There is so much I could spoil for you here, perhaps I’ve written too much even now. But frankly the point is that you have to see these two episodes which are really great viewing probably spoiled by showing them in early spring when its bloody sunny outside taking away some of the story’s atmospheric tension and yes that Graham Norton cartoon graphic still gets on my pip when I see it. The thing is, this is a pivotal 90 minutes setting the scene for what’s to come and subtly explaining what’s already happened defining that this Doctor and Companion relationship is more complex and different that previous one. Even so I cringed for 10 seconds when we had a Rose moment at the end.
This story further enhances the mythos of the Weeping Angels that even a certain Lord President of Galifrey was fearful of although their new means of what they do to their victims here sadly dilutes their previous modus operandi. Even so, they remain truly terrifying monsters and I hope they come back even though Moffat hints that this is their lap of honour.

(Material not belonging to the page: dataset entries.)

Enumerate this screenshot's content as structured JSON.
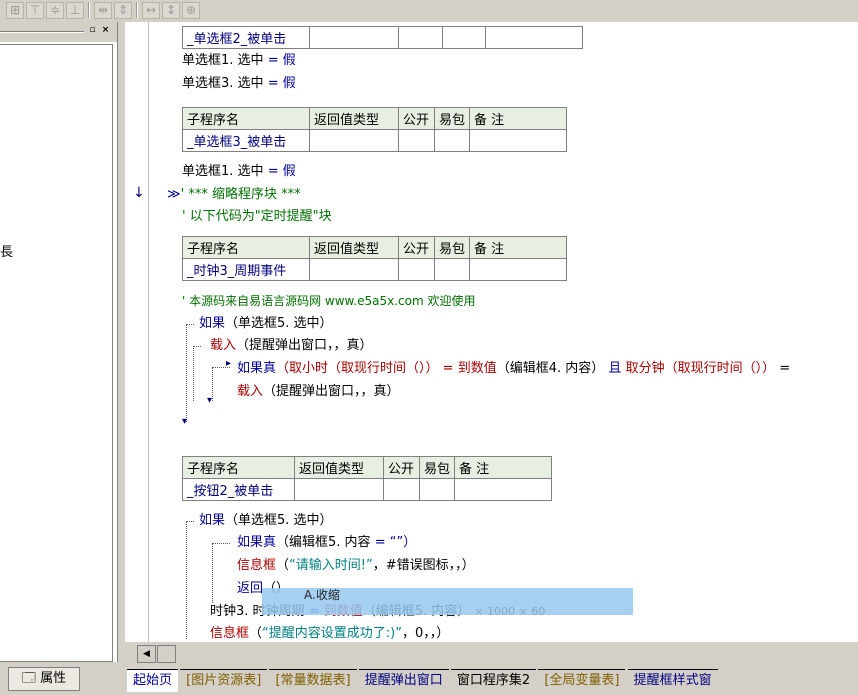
{
  "toolbar": {
    "icons": [
      "align-grid-icon",
      "align-top-icon",
      "align-middle-icon",
      "align-bottom-icon",
      "space-horizontal-icon",
      "space-vertical-icon",
      "same-width-icon",
      "same-height-icon",
      "same-size-icon"
    ]
  },
  "left_panel": {
    "edge_char": "長"
  },
  "code": {
    "table1": {
      "name": "_单选框2_被单击"
    },
    "l1": {
      "a": "单选框1. 选中",
      "eq": "=",
      "v": "假"
    },
    "l2": {
      "a": "单选框3. 选中",
      "eq": "=",
      "v": "假"
    },
    "table2": {
      "h": [
        "子程序名",
        "返回值类型",
        "公开",
        "易包",
        "备 注"
      ],
      "name": "_单选框3_被单击"
    },
    "l3": {
      "a": "单选框1. 选中",
      "eq": "=",
      "v": "假"
    },
    "l4": {
      "arrow": "↓",
      "marker": "≫",
      "text": "' *** 缩略程序块 ***"
    },
    "l5": {
      "text": "' 以下代码为\"定时提醒\"块"
    },
    "table3": {
      "h": [
        "子程序名",
        "返回值类型",
        "公开",
        "易包",
        "备 注"
      ],
      "name": "_时钟3_周期事件"
    },
    "l6": {
      "text": "' 本源码来自易语言源码网 www.e5a5x.com  欢迎使用"
    },
    "l7": {
      "kw": "如果",
      "args": "（单选框5. 选中）"
    },
    "l8": {
      "kw": "载入",
      "args": "（提醒弹出窗口，，真）"
    },
    "l9": {
      "kw": "如果真",
      "p1": "（取小时（取现行时间（））",
      "eq": "=",
      "p2": "到数值",
      "p3": "（编辑框4. 内容）",
      "and": "且",
      "p4": "取分钟（取现行时间（））",
      "p5": "="
    },
    "l10": {
      "kw": "载入",
      "args": "（提醒弹出窗口，，真）"
    },
    "table4": {
      "h": [
        "子程序名",
        "返回值类型",
        "公开",
        "易包",
        "备 注"
      ],
      "name": "_按钮2_被单击"
    },
    "l11": {
      "kw": "如果",
      "args": "（单选框5. 选中）"
    },
    "l12": {
      "kw": "如果真",
      "args": "（编辑框5. 内容",
      "eq": "=",
      "str": "“”）"
    },
    "l13": {
      "kw": "信息框",
      "p1": "（",
      "str": "“请输入时间!”",
      "p2": "，#错误图标，，）"
    },
    "l14": {
      "kw": "返回",
      "args": "（）"
    },
    "l15": {
      "a": "时钟3. 时钟周期",
      "eq": "=",
      "p1": "到数值",
      "p2": "（编辑框5. 内容）",
      "p3": "× 1000 × 60"
    },
    "l16": {
      "kw": "信息框",
      "p1": "（",
      "str": "“提醒内容设置成功了:)”",
      "p2": "，0，，）"
    }
  },
  "popup": {
    "label": "A.收缩"
  },
  "bottom": {
    "properties_label": "属性",
    "tabs": [
      "起始页",
      "[图片资源表]",
      "[常量数据表]",
      "提醒弹出窗口",
      "窗口程序集2",
      "[全局变量表]",
      "提醒框样式窗"
    ]
  }
}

Full marks to Matt and Karen here for brilliant acting made more so that these were the first episodes they filmed and getting more insights into how radical this Doctor is from his predecessor -- calm one minute, sometimes bloody reckless the next, caring, sombre and downright angry so you can understand exactly what he meant when he told the Atraxi to just run. Alex Kingston also shines as River, her saucy quips and jibes are sheer joy keeping at bay a dreadful secret that Father Octavian knows also and that we think we know too where everything is leading to -- or is it from? That’s the beauty of River Song as a character and that’s the beauty of this two-parter because time can be changed, folks. So from here on in, the ride really begins!
Again two weeks before I do another column with hints about blood-suckers in 15th century Italy, Rory’s first trip in the Tardis, a Dream Lord pops in for a visit and the most horrific monsters yet face the Doctor: Old Timers! Oi! Get back with your Zimmer Frames, you lot!!